MySQL replication topology management and HA

Apache License 2.0

5.61k stars 927 forks source link

Automate failover failed. #840

Closed bluven closed 5 years ago

bluven commented 5 years ago

Sorry for this simple question, but I couldn't figure it out. I have read similiar issues.

I have a 3 nodes mysql cluster and I just want a failover. You known, after master is down, one of slaves is promoted to master and another slave take data from new master.

Here is my enviroment:https://github.com/bluven/mysql-replica

I put all the information which you asked in other similiar issues there, /tmp/recovery.log didn't have related information, so I skip it.

BTW. In fact, I wanted to open a issue about another kind failover problem, but it didn't happened because I changed orchestrator configuration. Should I open a new issue or just put it in the same issue.

shlomi-noach commented 5 years ago

Hey, sorry to keep you waiting. I'm overloaded right now, and was hoping maybe someone from the community could chime in.

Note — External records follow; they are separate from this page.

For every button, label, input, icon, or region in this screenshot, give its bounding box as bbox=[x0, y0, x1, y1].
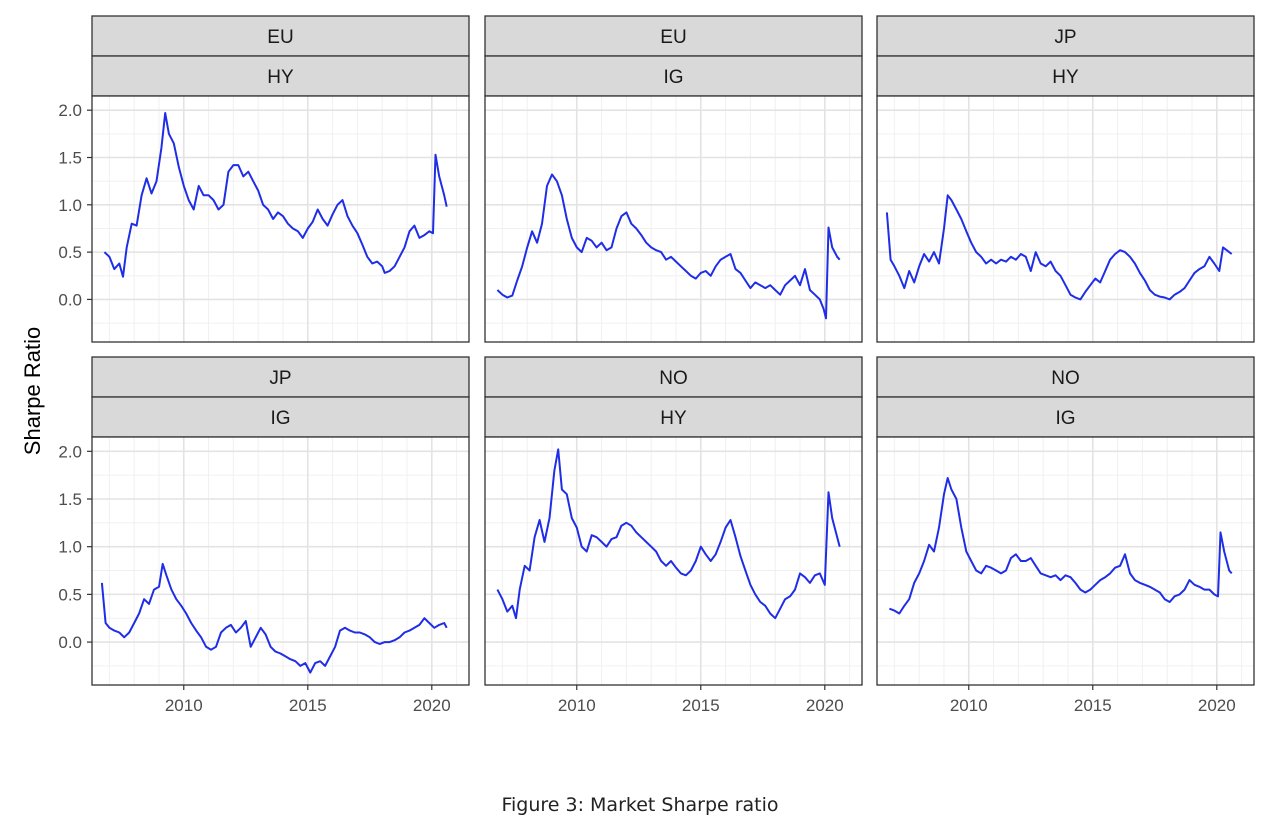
sharpe-ratio-line bbox=[496, 173, 841, 320]
facet-panel-eu-ig: EU IG bbox=[484, 15, 863, 343]
x-tick-label: 2010 bbox=[558, 696, 596, 715]
panel-border bbox=[876, 436, 1255, 686]
strip-label-region: NO bbox=[1051, 368, 1080, 389]
strip-region-box bbox=[876, 15, 1255, 57]
strip-label-region: EU bbox=[267, 27, 293, 48]
strip-label-region: JP bbox=[1054, 27, 1076, 48]
y-tick-label: 0.0 bbox=[58, 290, 82, 309]
facet-panel-eu-hy: EU HY 0.0 0.5 1.0 1.5 2.0 bbox=[58, 15, 470, 343]
strip-region-box bbox=[91, 356, 470, 398]
strip-label-rating: IG bbox=[1055, 408, 1075, 429]
strip-rating-box bbox=[484, 55, 863, 97]
y-tick-label: 1.5 bbox=[58, 490, 82, 509]
strip-label-rating: IG bbox=[270, 408, 290, 429]
y-tick-label: 0.0 bbox=[58, 633, 82, 652]
strip-region-box bbox=[91, 15, 470, 57]
panel-background bbox=[92, 437, 469, 685]
strip-label-rating: HY bbox=[1052, 67, 1079, 88]
facet-panel-no-hy: NO HY 2010 2015 2020 bbox=[484, 356, 863, 715]
x-tick-label: 2020 bbox=[806, 696, 844, 715]
y-tick-label: 2.0 bbox=[58, 442, 82, 461]
strip-rating-box bbox=[484, 396, 863, 438]
strip-label-rating: HY bbox=[660, 408, 687, 429]
x-tick-label: 2010 bbox=[165, 696, 203, 715]
panel-border bbox=[484, 436, 863, 686]
panel-border bbox=[91, 436, 470, 686]
panel-background bbox=[92, 96, 469, 342]
panel-background bbox=[877, 96, 1254, 342]
figure-caption: Figure 3: Market Sharpe ratio bbox=[501, 794, 779, 816]
panel-background bbox=[485, 96, 862, 342]
facet-panel-jp-hy: JP HY bbox=[876, 15, 1255, 343]
sharpe-ratio-line bbox=[496, 448, 841, 620]
facet-panel-no-ig: NO IG 2010 2015 2020 bbox=[876, 356, 1255, 715]
y-tick-label: 0.5 bbox=[58, 585, 82, 604]
panel-border bbox=[484, 95, 863, 343]
x-tick-label: 2015 bbox=[1074, 696, 1112, 715]
strip-label-rating: IG bbox=[663, 67, 683, 88]
strip-region-box bbox=[876, 356, 1255, 398]
strip-label-region: EU bbox=[660, 27, 686, 48]
strip-label-region: NO bbox=[659, 368, 688, 389]
strip-label-rating: HY bbox=[267, 67, 294, 88]
y-tick-label: 1.0 bbox=[58, 538, 82, 557]
sharpe-ratio-line bbox=[103, 112, 448, 278]
strip-rating-box bbox=[91, 55, 470, 97]
y-tick-label: 2.0 bbox=[58, 101, 82, 120]
panel-background bbox=[485, 437, 862, 685]
x-tick-label: 2010 bbox=[950, 696, 988, 715]
sharpe-ratio-line bbox=[885, 194, 1233, 301]
x-tick-label: 2015 bbox=[682, 696, 720, 715]
strip-region-box bbox=[484, 356, 863, 398]
y-tick-label: 1.0 bbox=[58, 196, 82, 215]
panel-border bbox=[91, 95, 470, 343]
strip-label-region: JP bbox=[269, 368, 291, 389]
sharpe-ratio-line bbox=[889, 477, 1233, 615]
y-axis-label: Sharpe Ratio bbox=[20, 327, 45, 455]
strip-rating-box bbox=[876, 55, 1255, 97]
panel-border bbox=[876, 95, 1255, 343]
facet-panel-jp-ig: JP IG 0.0 0.5 1.0 1.5 2.0 2010 2015 2020 bbox=[58, 356, 470, 715]
x-tick-label: 2015 bbox=[289, 696, 327, 715]
y-tick-label: 0.5 bbox=[58, 243, 82, 262]
y-tick-label: 1.5 bbox=[58, 149, 82, 168]
x-tick-label: 2020 bbox=[1198, 696, 1236, 715]
strip-rating-box bbox=[91, 396, 470, 438]
x-tick-label: 2020 bbox=[413, 696, 451, 715]
sharpe-ratio-line bbox=[100, 562, 448, 674]
panel-background bbox=[877, 437, 1254, 685]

bluven commented 5 years ago

It's OK. I'm trying to reading the source code to figure it out, I can see it's really a hard job.

cclose commented 5 years ago

It looks to me like Orchestrator is unable to connect to the cluster master.

The log just seems to show orchestrator not able to read the master to me. Try looking through Audit -> Recovery and make sure previous recoveries are acknowledged. Unacknowledged recoveries can block an automated recovery if it's within' the configured time window.

Can you rebuild the environment such that the cluster is healthy then trigger a failover again? If you can, try this:

rotate the orchestrator log
rebuild the cluster
let it sit for a few minutes, being healthy
trigger the failover
let it be unhealthy for a bit

Then copy and upload the log file generated during these steps. That will help show what happened and possibly why. Right now the log file just indicates orchestrator is unable to connect. Possibly because mysql isn't running.

cclose commented 5 years ago

Ah, looking closer, I notice the following issues:

Your master (24801) is downtimed. Downtiming prevents automated recovery. See the docs . In the GUI, this is the crossed out megaphone and can be viewed/removed by clicking on the gear for the server to bring up the details and then clicking the "End Downtime" button at the top
Your master is not writable and replica 24803 is writable (i'm not sure this is a problem, but it's not how a real cluster would be)
Your replica's have GTID enabled, but are not using it. Check how you are invoking CHANGE MASTER TO, you need to be using MASTER_AUTO_POSITION = 1 and not file and pos arguments
You do not have any designated candidates ala orchestrator-client -c register-candidate -i $(hostname) --promotion-rule prefer. I'm unsure if this is a required atm, but it's not a bad idea to set up a cron to run that on master-candidate replicas

bluven commented 5 years ago

@cclose Sorry for replying so late and Thank your reply. I had found that it's being skipped due to downtime master. After removing downtime record manually, recovery is executed. But there is another problem, I'll open another issue to describe it. I think this issue is ok to close.

jkthedba commented 4 years ago

@bluven iam facing similar issue in orchestrator. I shutdown my primary node..and orchestrator is not able to switch to one of my slave.

jkthedba commented 4 years ago

shlomi-noach commented 4 years ago

@khattarjitender05 best to open a new issue, I don't think your case is the same. Regardless:

did you opt-in (enable) failovers for this cluster in the orchestrator configuration?
Can you run the service with --debug and provide the logs around the failure detection time?